Eisschnelllauf Weltcup
Friesinger gewinnt Gesamtweltcup über 1000m

Anni Friesinger hat zum ersten Mal in ihrer Karriere den Gesamt-Weltcup über 1000m gewonnen. Beim Weltcup-Finale in Heerenveen reichte der Eisschnellläuferin ein zweiter Platz hinter der Niederländerin Ireen Wüst.

Nach ihren olympischen Enttäuschungen hat sich Eisschnellläuferin Anni Friesinger wieder rehabilitiert und konnte acht Tage nach der vorzeitigen Abreise aus Turin wieder strahlen. Zum ersten Mal in ihrer Karriere gewann die Team-Olympiasiegerin den Gesamt-Weltcup über 1000m. Dabei genügte der 29 Jahre alten Friesinger beim Weltcup-Finale in Heerenveen ein zweiter Platz hinter der Niederländerin Ireen Wüst, um ihren insgesamt fünften Weltcup-Gesamterfolg perfekt zu machen.

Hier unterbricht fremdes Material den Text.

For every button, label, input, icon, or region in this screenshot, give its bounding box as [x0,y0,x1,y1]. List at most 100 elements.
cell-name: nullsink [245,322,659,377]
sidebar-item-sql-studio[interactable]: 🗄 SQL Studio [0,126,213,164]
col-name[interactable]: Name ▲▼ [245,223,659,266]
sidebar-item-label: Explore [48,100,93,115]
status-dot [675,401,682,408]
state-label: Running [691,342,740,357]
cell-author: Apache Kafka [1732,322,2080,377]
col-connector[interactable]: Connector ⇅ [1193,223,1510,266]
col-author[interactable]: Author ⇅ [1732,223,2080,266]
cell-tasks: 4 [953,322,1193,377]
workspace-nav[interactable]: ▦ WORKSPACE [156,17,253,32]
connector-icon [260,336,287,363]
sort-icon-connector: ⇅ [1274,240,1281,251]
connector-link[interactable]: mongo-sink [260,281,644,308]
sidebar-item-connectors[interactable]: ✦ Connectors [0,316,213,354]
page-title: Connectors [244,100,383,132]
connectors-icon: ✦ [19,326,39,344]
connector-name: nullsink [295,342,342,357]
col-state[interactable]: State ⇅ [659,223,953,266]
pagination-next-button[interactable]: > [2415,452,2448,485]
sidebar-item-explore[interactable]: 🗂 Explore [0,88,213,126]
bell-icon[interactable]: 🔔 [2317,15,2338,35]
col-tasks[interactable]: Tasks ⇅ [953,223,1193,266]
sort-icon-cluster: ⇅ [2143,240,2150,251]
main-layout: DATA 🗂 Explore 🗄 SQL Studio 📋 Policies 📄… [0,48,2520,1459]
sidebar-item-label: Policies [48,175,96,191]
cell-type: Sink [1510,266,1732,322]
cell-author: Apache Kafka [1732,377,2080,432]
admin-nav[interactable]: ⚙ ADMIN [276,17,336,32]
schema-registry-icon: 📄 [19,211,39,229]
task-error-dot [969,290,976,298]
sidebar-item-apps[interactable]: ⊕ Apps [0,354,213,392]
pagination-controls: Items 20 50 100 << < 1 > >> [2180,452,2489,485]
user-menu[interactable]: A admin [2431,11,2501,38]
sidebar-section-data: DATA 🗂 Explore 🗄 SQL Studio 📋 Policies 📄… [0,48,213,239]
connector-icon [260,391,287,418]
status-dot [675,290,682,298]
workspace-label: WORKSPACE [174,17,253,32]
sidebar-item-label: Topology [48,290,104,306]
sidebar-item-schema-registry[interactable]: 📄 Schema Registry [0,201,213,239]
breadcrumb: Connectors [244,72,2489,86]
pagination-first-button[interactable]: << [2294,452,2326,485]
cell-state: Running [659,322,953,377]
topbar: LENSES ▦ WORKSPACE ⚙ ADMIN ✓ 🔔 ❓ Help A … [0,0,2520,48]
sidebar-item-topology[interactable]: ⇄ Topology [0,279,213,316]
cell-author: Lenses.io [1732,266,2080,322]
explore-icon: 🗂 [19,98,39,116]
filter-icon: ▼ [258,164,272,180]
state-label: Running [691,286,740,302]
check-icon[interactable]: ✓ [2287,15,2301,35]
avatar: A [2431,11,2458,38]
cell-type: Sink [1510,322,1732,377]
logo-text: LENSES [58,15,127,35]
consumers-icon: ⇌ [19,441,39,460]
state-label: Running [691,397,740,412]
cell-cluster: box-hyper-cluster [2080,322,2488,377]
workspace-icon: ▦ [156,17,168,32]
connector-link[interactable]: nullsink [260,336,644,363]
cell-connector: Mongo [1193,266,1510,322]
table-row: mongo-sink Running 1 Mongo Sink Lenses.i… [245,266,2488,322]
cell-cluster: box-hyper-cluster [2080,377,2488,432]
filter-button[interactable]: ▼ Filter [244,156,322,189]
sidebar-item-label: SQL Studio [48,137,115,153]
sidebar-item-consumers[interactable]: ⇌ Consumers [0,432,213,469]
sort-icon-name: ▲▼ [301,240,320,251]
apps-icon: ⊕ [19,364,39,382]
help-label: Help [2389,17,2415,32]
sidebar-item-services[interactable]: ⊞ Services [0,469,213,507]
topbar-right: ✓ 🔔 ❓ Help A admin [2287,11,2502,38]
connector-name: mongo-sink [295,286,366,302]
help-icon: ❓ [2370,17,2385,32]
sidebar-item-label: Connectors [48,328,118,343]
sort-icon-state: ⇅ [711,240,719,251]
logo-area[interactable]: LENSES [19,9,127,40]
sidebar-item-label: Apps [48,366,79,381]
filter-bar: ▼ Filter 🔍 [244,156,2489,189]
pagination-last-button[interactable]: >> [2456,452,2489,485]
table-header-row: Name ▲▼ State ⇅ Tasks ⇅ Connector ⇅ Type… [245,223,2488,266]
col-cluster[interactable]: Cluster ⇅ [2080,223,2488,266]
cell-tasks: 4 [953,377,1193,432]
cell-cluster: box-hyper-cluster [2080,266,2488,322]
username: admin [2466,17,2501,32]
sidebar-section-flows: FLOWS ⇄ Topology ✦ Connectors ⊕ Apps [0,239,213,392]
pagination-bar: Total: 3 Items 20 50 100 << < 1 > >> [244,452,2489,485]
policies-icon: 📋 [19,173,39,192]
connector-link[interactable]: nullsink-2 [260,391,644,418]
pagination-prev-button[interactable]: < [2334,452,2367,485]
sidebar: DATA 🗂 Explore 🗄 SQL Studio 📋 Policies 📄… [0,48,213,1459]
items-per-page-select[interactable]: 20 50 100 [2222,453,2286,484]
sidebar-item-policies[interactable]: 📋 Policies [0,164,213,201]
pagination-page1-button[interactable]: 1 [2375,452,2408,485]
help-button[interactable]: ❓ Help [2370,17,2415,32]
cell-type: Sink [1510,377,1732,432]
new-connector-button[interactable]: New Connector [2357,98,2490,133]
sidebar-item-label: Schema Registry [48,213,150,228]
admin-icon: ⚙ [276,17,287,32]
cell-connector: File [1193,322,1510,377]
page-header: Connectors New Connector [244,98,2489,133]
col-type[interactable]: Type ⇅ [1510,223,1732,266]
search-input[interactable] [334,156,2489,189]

3 000-m-Olympiasiegerin Wüst gewann in Bahnrekordzeit von 1:15, 46 Minuten vor Friesinger (1:15,75) und der Italienerin Chiara Simionato (1:15,96). Damit hielt Friesinger, die bei ihrem sechsten 1 000-m-Start in dieser Saison erstmals nicht gewann, mit 620 Punkten in der Gesamtwertung ihre schärfste Konkurrentin Simionato (576) im letzten Rennen klar auf Distanz. "Ich bin froh, dass ich den Gesamtsieg noch gepackt habe. Besonders mit meiner Zeit bin ich zufrieden", sagte Friesinger, die aber noch lange nicht wieder "bei 100 Prozent" war: "Meiner Lunge geht es zwar besser, aber die Beine tun doch schon weh. Am Ende einer solch langen Saison fehlt mir einfach etwas das Potenzial."

Trainer Eicher rät von WM-Teilnahme ab

Am Sonntag hat Friesinger auch über 1500m die Chance, sich den Weltcup und die damit verbundene 14 000-Dollar-Prämie zu sichern. Die Gesamtwertung führt sie ebenfalls an. Ob die 29-Jährige allerdings auch in zwei Wochen beim letzten Saison-Höhepunkt, der Mehrkampf-WM in Calgary, an den Start gehen wird, ist ungewiss.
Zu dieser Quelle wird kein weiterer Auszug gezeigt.